Ultragenyx Pharmaceutical Inc. (NASDAQ: RARE) closed the most recent trading day at $29.50, up 7.51%. Volume totaled about 1.53 million shares, and market capitalization rose by roughly $236 million to approximately $2.9 billion (about ₩3.9 trillion).

In its first quarter, the company reported a net loss of approximately $185 million (around ₩250 billion), exceeding market expectations. Insider selling continued, with board member Corazón Sanders disposing of 2,000 common shares for about $50,100. In April, the U.S. Food and Drug Administration accepted for review Ultragenyx’s re-submitted biologics license application for UX111, its gene therapy for Sanfilippo syndrome type A, setting a PDUFA date in late August—an upcoming regulatory catalyst.

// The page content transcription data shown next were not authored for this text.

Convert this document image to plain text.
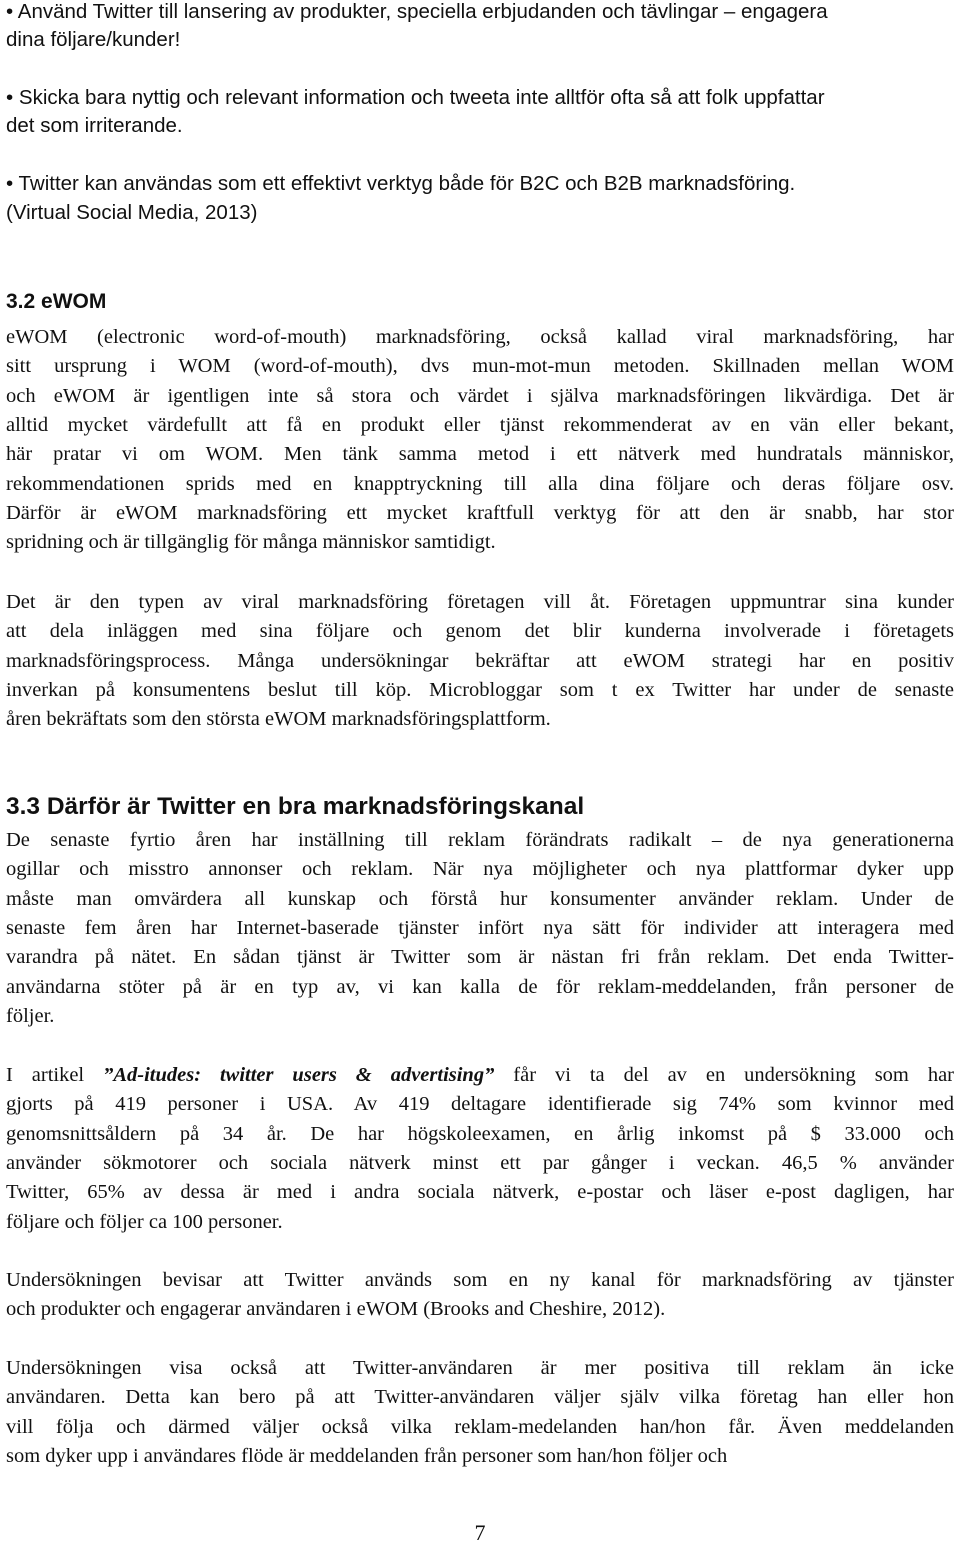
• Använd Twitter till lansering av produkter, speciella erbjudanden och tävlingar – engagera
dina följare/kunder!
• Skicka bara nyttig och relevant information och tweeta inte alltför ofta så att folk uppfattar
det som irriterande.
• Twitter kan användas som ett effektivt verktyg både för B2C och B2B marknadsföring.
(Virtual Social Media, 2013)
3.2 eWOM
eWOM (electronic word-of-mouth) marknadsföring, också kallad viral marknadsföring, har
sitt ursprung i WOM (word-of-mouth), dvs mun-mot-mun metoden. Skillnaden mellan WOM
och eWOM är igentligen inte så stora och värdet i själva marknadsföringen likvärdiga. Det är
alltid mycket värdefullt att få en produkt eller tjänst rekommenderat av en vän eller bekant,
här pratar vi om WOM. Men tänk samma metod i ett nätverk med hundratals människor,
rekommendationen sprids med en knapptryckning till alla dina följare och deras följare osv.
Därför är eWOM marknadsföring ett mycket kraftfull verktyg för att den är snabb, har stor
spridning och är tillgänglig för många människor samtidigt.
Det är den typen av viral marknadsföring företagen vill åt. Företagen uppmuntrar sina kunder
att dela inläggen med sina följare och genom det blir kunderna involverade i företagets
marknadsföringsprocess. Många undersökningar bekräftar att eWOM strategi har en positiv
inverkan på konsumentens beslut till köp. Microbloggar som t ex Twitter har under de senaste
åren bekräftats som den största eWOM marknadsföringsplattform.
3.3 Därför är Twitter en bra marknadsföringskanal
De senaste fyrtio åren har inställning till reklam förändrats radikalt – de nya generationerna
ogillar och misstro annonser och reklam. När nya möjligheter och nya plattformar dyker upp
måste man omvärdera all kunskap och förstå hur konsumenter använder reklam. Under de
senaste fem åren har Internet-baserade tjänster infört nya sätt för individer att interagera med
varandra på nätet. En sådan tjänst är Twitter som är nästan fri från reklam. Det enda Twitter-
användarna stöter på är en typ av, vi kan kalla de för reklam-meddelanden, från personer de
följer.
I artikel ”Ad-itudes: twitter users & advertising” får vi ta del av en undersökning som har
gjorts på 419 personer i USA. Av 419 deltagare identifierade sig 74% som kvinnor med
genomsnittsåldern på 34 år. De har högskoleexamen, en årlig inkomst på $ 33.000 och
använder sökmotorer och sociala nätverk minst ett par gånger i veckan. 46,5 % använder
Twitter, 65% av dessa är med i andra sociala nätverk, e-postar och läser e-post dagligen, har
följare och följer ca 100 personer.
Undersökningen bevisar att Twitter används som en ny kanal för marknadsföring av tjänster
och produkter och engagerar användaren i eWOM (Brooks and Cheshire, 2012).
Undersökningen visa också att Twitter-användaren är mer positiva till reklam än icke
användaren. Detta kan bero på att Twitter-användaren väljer själv vilka företag han eller hon
vill följa och därmed väljer också vilka reklam-medelanden han/hon får. Även meddelanden
som dyker upp i användares flöde är meddelanden från personer som han/hon följer och
7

Headquartered in Novato, California, Ultragenyx specializes in treatments for rare and ultra-rare genetic diseases. It already markets therapies such as Crysvita and maintains a robust late-stage clinical pipeline. Meanwhile, a securities class action and related investigations over clinical data and disclosures for setrusumab, an investigational treatment for osteogenesis imperfecta, are ongoing—potential regulatory and legal risks that may heighten the stock’s volatility.